An Aug. 28 e-mail by Dr. Gordon Schiff, a Boston reform advocate, indicated that even the Kennedy-Dodd bill has a public option based on Medicaid, not Medicare, making it infinitely weaker.
2. Beware a bait and switch on the public option. One immediate danger is President Obama and Max Baucus trading off any public option, as Obama has downgraded the public option to a "small sliver" of healthcare reform.
But there are other dangers as well: ineffective versions of the public option--like the laughable co-op idea advanced by Sen. Kent Conrad--may get labeled as a genuine public option. Sen. Olympia Snowe is talking about allowing no public option until unsatisfactory performance by the private insurers "triggers" a public option. More proof is needed?

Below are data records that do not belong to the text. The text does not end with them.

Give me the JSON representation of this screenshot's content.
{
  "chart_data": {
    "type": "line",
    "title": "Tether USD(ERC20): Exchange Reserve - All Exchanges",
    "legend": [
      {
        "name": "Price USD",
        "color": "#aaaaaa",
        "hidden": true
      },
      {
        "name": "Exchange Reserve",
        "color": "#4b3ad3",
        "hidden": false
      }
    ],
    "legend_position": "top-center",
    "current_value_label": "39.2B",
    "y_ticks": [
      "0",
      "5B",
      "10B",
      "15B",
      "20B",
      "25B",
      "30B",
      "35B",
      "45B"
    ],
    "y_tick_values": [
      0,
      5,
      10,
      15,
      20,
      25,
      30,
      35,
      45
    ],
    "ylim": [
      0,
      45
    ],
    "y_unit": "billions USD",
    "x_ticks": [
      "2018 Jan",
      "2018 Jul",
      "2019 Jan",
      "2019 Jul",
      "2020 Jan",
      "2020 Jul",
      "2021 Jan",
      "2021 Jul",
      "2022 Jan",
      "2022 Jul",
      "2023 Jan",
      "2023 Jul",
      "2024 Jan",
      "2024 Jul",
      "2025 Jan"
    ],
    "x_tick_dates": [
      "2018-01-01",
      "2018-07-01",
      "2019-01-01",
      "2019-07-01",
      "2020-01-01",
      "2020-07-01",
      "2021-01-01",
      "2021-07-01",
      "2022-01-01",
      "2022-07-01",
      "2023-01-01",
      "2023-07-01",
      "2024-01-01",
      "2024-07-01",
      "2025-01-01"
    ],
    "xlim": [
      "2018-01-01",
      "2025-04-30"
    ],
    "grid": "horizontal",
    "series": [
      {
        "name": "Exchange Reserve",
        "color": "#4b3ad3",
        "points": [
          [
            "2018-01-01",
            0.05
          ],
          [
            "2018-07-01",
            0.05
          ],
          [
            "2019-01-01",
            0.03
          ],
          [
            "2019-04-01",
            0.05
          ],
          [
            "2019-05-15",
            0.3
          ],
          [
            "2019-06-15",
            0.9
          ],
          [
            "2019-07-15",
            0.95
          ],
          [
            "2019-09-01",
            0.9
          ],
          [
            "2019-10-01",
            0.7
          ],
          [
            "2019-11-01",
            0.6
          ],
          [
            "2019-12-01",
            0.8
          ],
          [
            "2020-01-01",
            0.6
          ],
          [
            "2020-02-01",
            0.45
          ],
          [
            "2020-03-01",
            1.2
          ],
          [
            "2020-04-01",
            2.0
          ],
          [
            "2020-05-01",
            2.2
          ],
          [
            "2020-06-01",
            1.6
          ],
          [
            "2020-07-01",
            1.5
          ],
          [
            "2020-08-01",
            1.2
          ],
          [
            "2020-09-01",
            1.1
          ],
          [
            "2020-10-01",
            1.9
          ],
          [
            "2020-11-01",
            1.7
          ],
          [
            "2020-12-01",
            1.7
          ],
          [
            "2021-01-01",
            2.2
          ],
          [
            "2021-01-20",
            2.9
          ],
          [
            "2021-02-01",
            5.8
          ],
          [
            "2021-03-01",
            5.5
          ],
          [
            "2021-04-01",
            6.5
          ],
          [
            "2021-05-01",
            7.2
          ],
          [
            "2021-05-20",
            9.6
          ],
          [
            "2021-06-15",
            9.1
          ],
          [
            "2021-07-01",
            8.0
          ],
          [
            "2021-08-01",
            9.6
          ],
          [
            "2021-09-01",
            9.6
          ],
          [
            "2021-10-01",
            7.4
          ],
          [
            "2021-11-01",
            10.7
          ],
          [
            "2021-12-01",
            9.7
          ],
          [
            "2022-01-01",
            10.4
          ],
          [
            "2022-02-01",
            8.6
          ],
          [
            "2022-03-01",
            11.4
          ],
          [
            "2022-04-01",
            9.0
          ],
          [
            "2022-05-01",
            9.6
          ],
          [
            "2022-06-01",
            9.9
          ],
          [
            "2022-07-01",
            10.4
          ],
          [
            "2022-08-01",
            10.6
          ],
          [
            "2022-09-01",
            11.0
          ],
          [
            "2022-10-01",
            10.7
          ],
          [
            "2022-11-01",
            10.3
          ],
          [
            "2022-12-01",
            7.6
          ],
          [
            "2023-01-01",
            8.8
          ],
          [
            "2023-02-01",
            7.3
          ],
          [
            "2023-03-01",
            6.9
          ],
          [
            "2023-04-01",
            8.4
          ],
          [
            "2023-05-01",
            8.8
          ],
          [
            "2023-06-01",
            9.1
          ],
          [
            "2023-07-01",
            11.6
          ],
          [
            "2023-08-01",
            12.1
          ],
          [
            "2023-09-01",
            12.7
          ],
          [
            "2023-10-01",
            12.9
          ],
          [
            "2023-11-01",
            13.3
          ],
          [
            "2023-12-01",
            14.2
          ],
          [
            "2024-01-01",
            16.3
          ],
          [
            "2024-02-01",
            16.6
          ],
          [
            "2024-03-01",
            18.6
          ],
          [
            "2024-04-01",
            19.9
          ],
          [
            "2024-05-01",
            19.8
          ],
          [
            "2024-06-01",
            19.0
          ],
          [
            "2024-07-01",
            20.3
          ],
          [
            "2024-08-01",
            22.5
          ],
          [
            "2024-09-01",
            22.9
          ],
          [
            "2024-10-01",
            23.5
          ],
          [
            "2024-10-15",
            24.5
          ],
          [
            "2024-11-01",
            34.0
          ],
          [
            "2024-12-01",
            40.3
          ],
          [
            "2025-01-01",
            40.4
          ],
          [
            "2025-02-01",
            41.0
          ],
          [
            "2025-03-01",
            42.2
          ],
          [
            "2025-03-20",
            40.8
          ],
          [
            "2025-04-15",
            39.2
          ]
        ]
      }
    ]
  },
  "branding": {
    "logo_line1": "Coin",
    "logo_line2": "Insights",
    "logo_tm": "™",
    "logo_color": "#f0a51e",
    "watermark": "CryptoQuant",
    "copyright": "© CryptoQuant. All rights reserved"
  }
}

1. The insurers are pure poison, not partners for reform. No industry is more justly despised than for-profit health insurers. They impose a $400 billion bureaucratic cost annually to screen out those who need care and thereby helped to rack up a 428% increase in profit for the top 10 insurers between 2000 and 2007, with these fortunate few insurance CEOs averaging $11.9 million in compensation.
As Dr. Marcia Angell of of Harvard Medical School states, "Private insurers maximize profits mainly by limiting benefits or by not covering people with health problems. The United States is the only advanced country in the world with a health care system based on avoiding sick people."
Insurers are regarded as "honest and trustworthy" by 7% of Americans; only 4% believe that insurers want healthcare reform; and Gallup polls have found them less popular than the tobacco industry. In light of public opinion, it appears counterproductive to declare the for-profit insurers, as Obama has done, partners in reform who deserve a "seat at the table."
In fact, for-profit entities like the insurers should be expelled from the table, and eliminated from any health system that hopes to be humane.